DevOps is all about automation and continuity. The word “continuous” seems to be the root of many agile concepts in today’s world. As agile adapts and takes on more and more evolving practices, the glossary for this lean-structured methodology gets thicker and thicker.
Earlier we had discussed about continuous as a DevOps buzzword, and the continuous continuousness of DevOps because it seems like everything is continuous. There’s continuous delivery, continuous integration, continuous testing, continuous deployment, etc.
Continuous Delivery is the practice of ensuring that code can be rapidly and safely moved (aka “delivered”) between development, testing and staging environments. Every application/code change is delivered to a “production-like” environment through rigorous automated testing. This system for testing code incrementally and frequently to ensure quality is referred to as Continuous Integration. The value lies in the practice of continually integrating changes, so the system can catch errors and failures while they’re still small and manageable. Your automated, continuous integration system provides a level of confidence that the application can be deployed to production (in theory with a push of a button) when the business is ready.
Continuous Deployment is the next step in this model. Continuous deployment can be thought of as an extension of continuous integration, aiming at minimizing lead time, the time elapsed between development writing one new line of code and this new code being used by live users, in production. To achieve continuous deployment, the team relies on infrastructure that automates and instruments the various steps leading up to deployment, so that after each integration successfully meeting these release criteria, the live application is updated with new code.
Today’s DevOps teams have a lot of capabilities at their fingertips and are advancing these disciplines to realize the most common benefits:
- Speed & Agility. Short time to market delights your customers with the latest features and functions. Business stakeholders seek the agility to meet market demands and compete for the customer’s attention.
- Scope & Scale. Automation testing mitigates risks by testing every new iteration of your code, instead of testing once a day, or once a week. That limits the damage that can be done if something breaks. Testing incrementally also makes it easier to identify and remediate errors.
- Governance & Quality. Fast changes, and lots of them, require organizational alignment. Automation, when designed correctly, facilitates communication and workflow across diverse teams. Automation eliminates — or at least vastly reduces — the opportunity for people to cause errors.
Continuous Feedback – For every step of this build-measure-learn cycle, you need feedback. Both from your customers or users, and from your team members, especially in an onsite offshore model and and it’s hard to plan pairing sessions due to different timezones.
Don’t ever economize on feedback and user input. Remember: this is where ‘the corporations’ fail, building stuff that people don’t need.

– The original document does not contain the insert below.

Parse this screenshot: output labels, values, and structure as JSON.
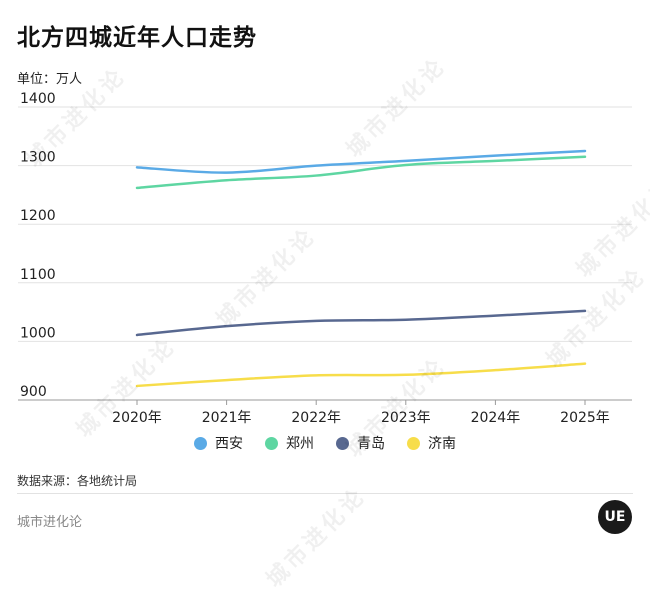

Rather: select, build, measure, improve, and keep the pace!
Apart from these is a wide variety of continuous automation solutions for DevOps: continuous delivery, continuous deployment, continuous improvement, continuous integration, continuous monitoring, continuous testing, and more. Providing continuous delivery, continuous operations, and continuous services and having a client centric approach gets better and more towards – “everything”.